Nesse capítulo ele descreve a triste cena de operários poloneses famintos numa exaustiva viagem de trem. Chega a descrever um casal que levava no colo uma criança. No meio de toda aquela cena miserável Exupéry percebe nessa criança uma esperança: "eis Mozart criança, eis uma promessa de vida!". Mas sua esperança, tão romântica, se faz acompanhar ao mesmo tempo pela sombria previsão da dura realidade que aguardava aquela criança, trata-se aí de uma esperança abortada, frustrada: "Mozart criança irá para a estranha máquina de entortar homens. Mozart fará suas alegrias mais altas na sujeira dos cafés-concertos. Mozart está condenado".

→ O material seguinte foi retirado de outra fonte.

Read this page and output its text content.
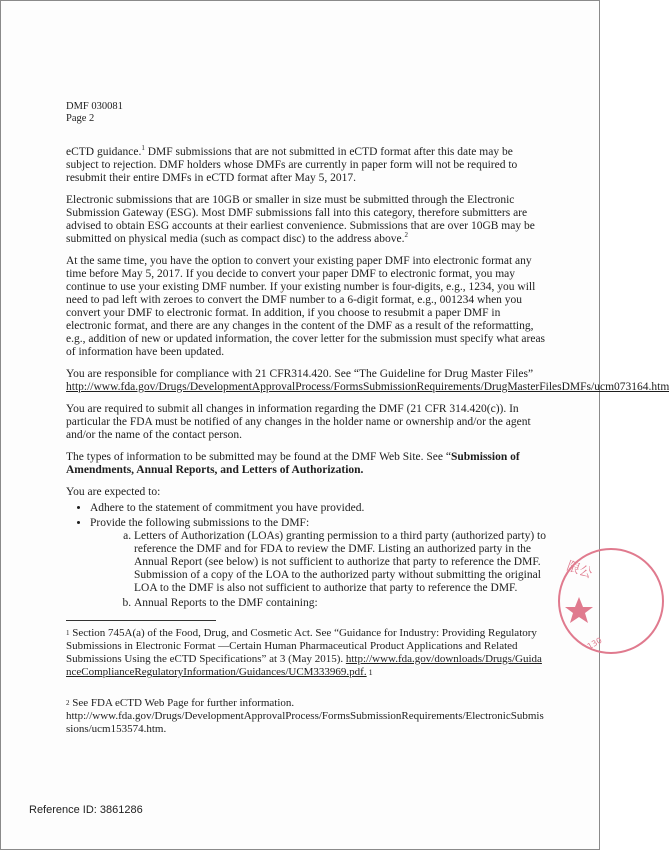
DMF 030081
Page 2

eCTD guidance.$^1$ DMF submissions that are not submitted in eCTD format after this date may be subject to rejection. DMF holders whose DMFs are currently in paper form will not be required to resubmit their entire DMFs in eCTD format after May 5, 2017.

Electronic submissions that are 10GB or smaller in size must be submitted through the Electronic Submission Gateway (ESG). Most DMF submissions fall into this category, therefore submitters are advised to obtain ESG accounts at their earliest convenience. Submissions that are over 10GB may be submitted on physical media (such as compact disc) to the address above.$^2$

At the same time, you have the option to convert your existing paper DMF into electronic format any time before May 5, 2017. If you decide to convert your paper DMF to electronic format, you may continue to use your existing DMF number. If your existing number is four-digits, e.g., 1234, you will need to pad left with zeroes to convert the DMF number to a 6-digit format, e.g., 001234 when you convert your DMF to electronic format. In addition, if you choose to resubmit a paper DMF in electronic format, and there are any changes in the content of the DMF as a result of the reformatting, e.g., addition of new or updated information, the cover letter for the submission must specify what areas of information have been updated.

You are responsible for compliance with 21 CFR314.420. See “The Guideline for Drug Master Files” http://www.fda.gov/Drugs/DevelopmentApprovalProcess/FormsSubmissionRequirements/DrugMasterFilesDMFs/ucm073164.htm

You are required to submit all changes in information regarding the DMF (21 CFR 314.420(c)). In particular the FDA must be notified of any changes in the holder name or ownership and/or the agent and/or the name of the contact person.

The types of information to be submitted may be found at the DMF Web Site. See “Submission of Amendments, Annual Reports, and Letters of Authorization.

You are expected to:
• Adhere to the statement of commitment you have provided.
• Provide the following submissions to the DMF:
a. Letters of Authorization (LOAs) granting permission to a third party (authorized party) to reference the DMF and for FDA to review the DMF. Listing an authorized party in the Annual Report (see below) is not sufficient to authorize that party to reference the DMF. Submission of a copy of the LOA to the authorized party without submitting the original LOA to the DMF is also not sufficient to authorize that party to reference the DMF.
b. Annual Reports to the DMF containing:
$^1$ Section 745A(a) of the Food, Drug, and Cosmetic Act. See “Guidance for Industry: Providing Regulatory Submissions in Electronic Format —Certain Human Pharmaceutical Product Applications and Related Submissions Using the eCTD Specifications” at 3 (May 2015). http://www.fda.gov/downloads/Drugs/GuidanceComplianceRegulatoryInformation/Guidances/UCM333969.pdf. 1
$^2$ See FDA eCTD Web Page for further information.
http://www.fda.gov/Drugs/DevelopmentApprovalProcess/FormsSubmissionRequirements/ElectronicSubmissions/ucm153574.htm.
限公
130
Reference ID: 3861286
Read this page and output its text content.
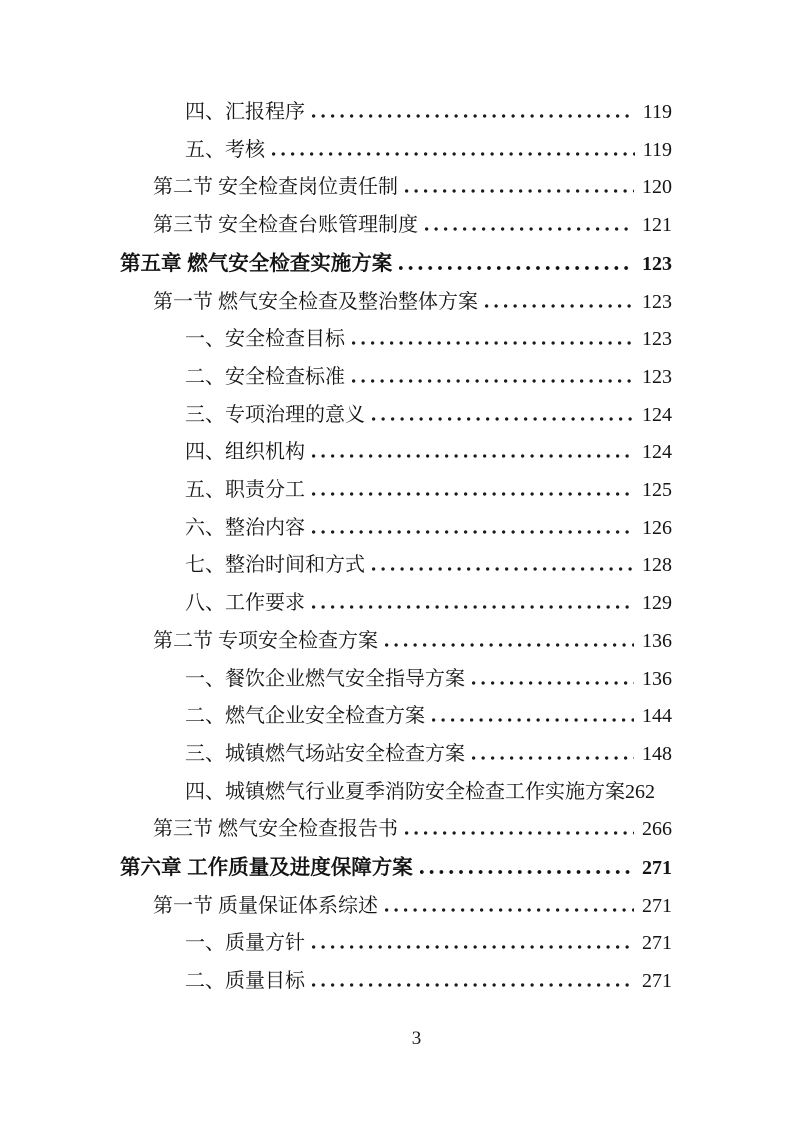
四、汇报程序	119
五、考核	119
第二节 安全检查岗位责任制	120
第三节 安全检查台账管理制度	121
第五章 燃气安全检查实施方案	123
第一节 燃气安全检查及整治整体方案	123
一、安全检查目标	123
二、安全检查标准	123
三、专项治理的意义	124
四、组织机构	124
五、职责分工	125
六、整治内容	126
七、整治时间和方式	128
八、工作要求	129
第二节 专项安全检查方案	136
一、餐饮企业燃气安全指导方案	136
二、燃气企业安全检查方案	144
三、城镇燃气场站安全检查方案	148
四、城镇燃气行业夏季消防安全检查工作实施方案 262
第三节 燃气安全检查报告书	266
第六章 工作质量及进度保障方案	271
第一节 质量保证体系综述	271
一、质量方针	271
二、质量目标	271
3
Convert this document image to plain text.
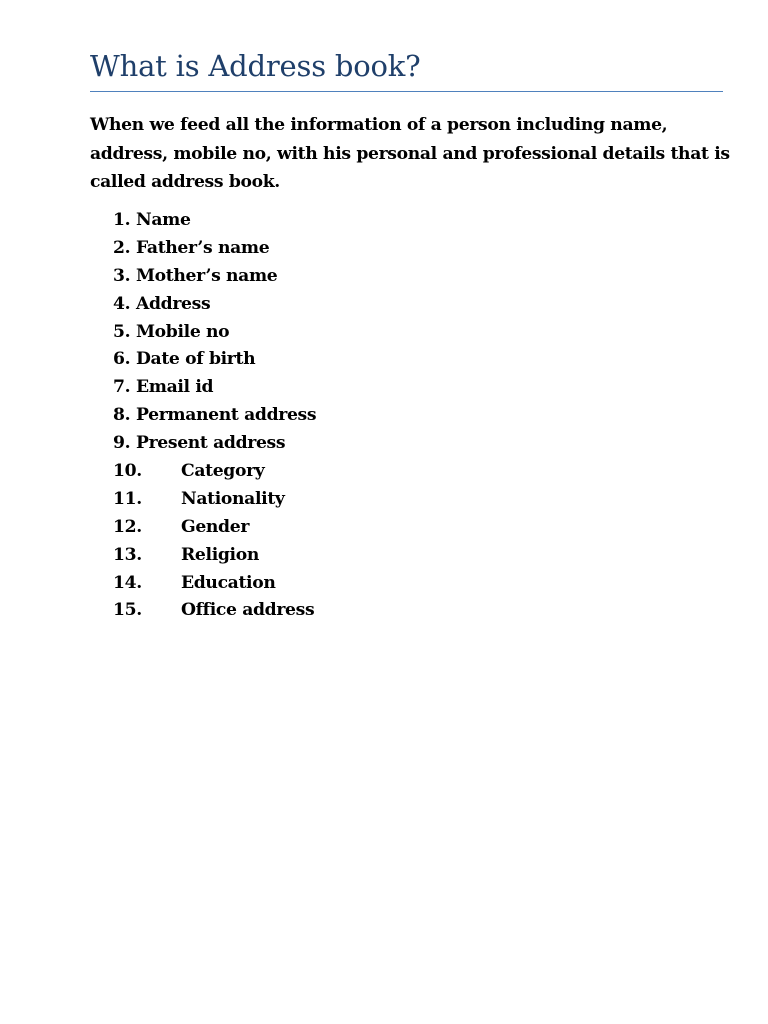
What is Address book?

When we feed all the information of a person including name,
address, mobile no, with his personal and professional details that is
called address book.

1. Name
2. Father’s name
3. Mother’s name
4. Address
5. Mobile no
6. Date of birth
7. Email id
8. Permanent address
9. Present address
10. Category
11. Nationality
12. Gender
13. Religion
14. Education
15. Office address
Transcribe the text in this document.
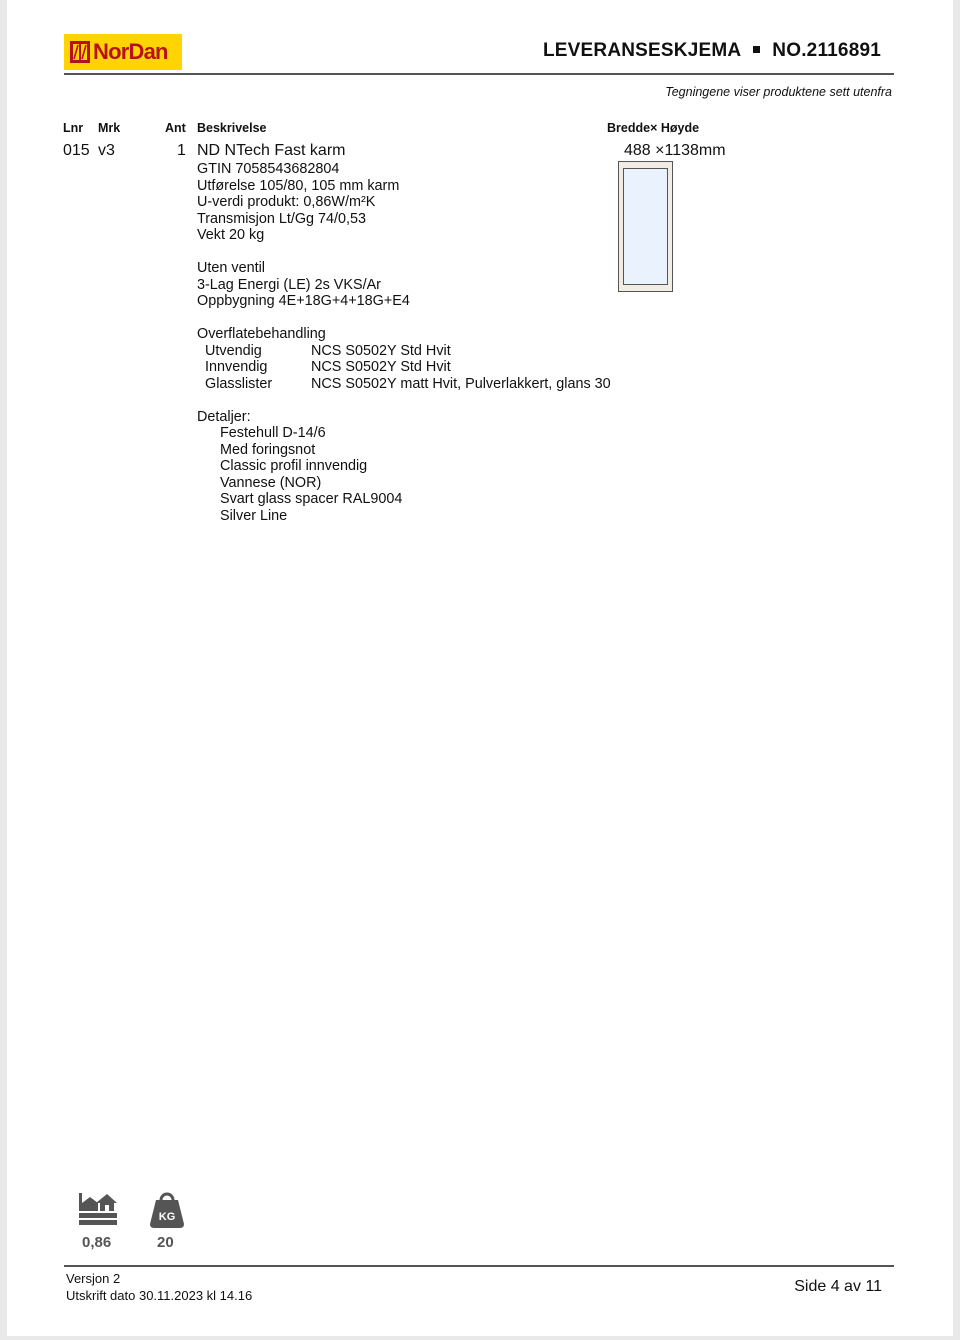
NorDan	LEVERANSESKJEMA NO.2116891
Tegningene viser produktene sett utenfra
Lnr Mrk	Ant Beskrivelse	Bredde× Høyde
015 v3	1 ND NTech Fast karm	488 ×1138mm
GTIN 7058543682804
Utførelse 105/80, 105 mm karm
U-verdi produkt: 0,86W/m²K
Transmisjon Lt/Gg 74/0,53
Vekt 20 kg
Uten ventil
3-Lag Energi (LE) 2s VKS/Ar
Oppbygning 4E+18G+4+18G+E4
Overflatebehandling
Utvendig	NCS S0502Y Std Hvit
Innvendig	NCS S0502Y Std Hvit
Glasslister	NCS S0502Y matt Hvit, Pulverlakkert, glans 30
Detaljer:
Festehull D-14/6
Med foringsnot
Classic profil innvendig
Vannese (NOR)
Svart glass spacer RAL9004
Silver Line
0,86
KG
20
Versjon 2
Utskrift dato 30.11.2023 kl 14.16	Side 4 av 11
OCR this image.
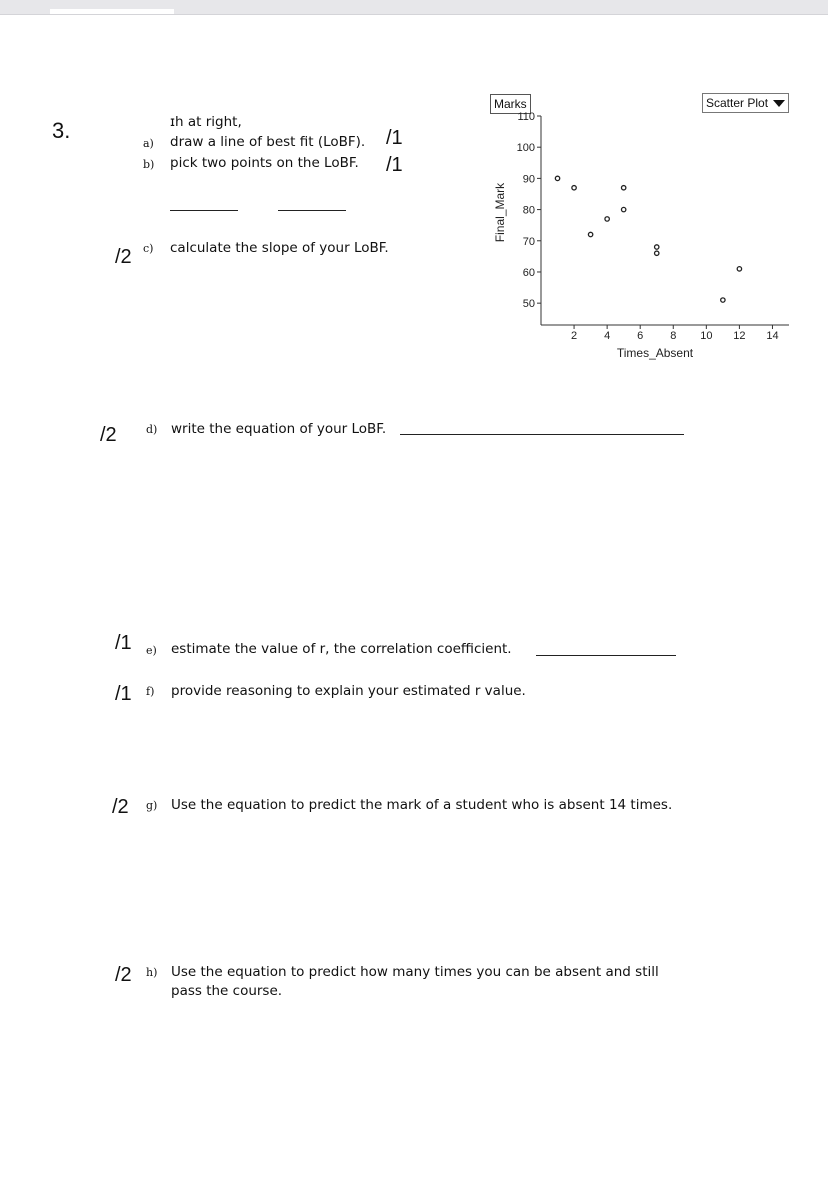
3.	ɪh at right,
a) draw a line of best fit (LoBF). /1
b) pick two points on the LoBF. /1
/2 c) calculate the slope of your LoBF.
/2	d) write the equation of your LoBF.
/1 e) estimate the value of r, the correlation coefficient.
/1 f) provide reasoning to explain your estimated r value.
/2 g) Use the equation to predict the mark of a student who is absent 14 times.
/2 h) Use the equation to predict how many times you can be absent and still
pass the course.
Marks	Scatter Plot
2 4 6 8 10 12 14
50
60
70
80
90
100
110
Times_Absent
Final_Mark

É Exupéry, hoje essa sombria realidade me atormenta, me revolta. Realmente, não é o indivíduo simplesmente quem sofre e perde, é aquilo que nos define como homens que está sendo lesado. Aquilo que nos fazia seres criativos, sensíveis, humanos. Somos, na maioria das vezes, mais parecidos com um monte de barro do que propriamente com seres humanos. Falta-nos espírito sobre esse monte de barro, falta esse sopro de espírito sobre a esterilidade de nossa condição massacrada.

E quantos Mozart's, amigo Exupéry, quantos Mozart's não estão sendo esmagados hoje pela burrice estúpida da Escola e do mundo cruel que ela representa?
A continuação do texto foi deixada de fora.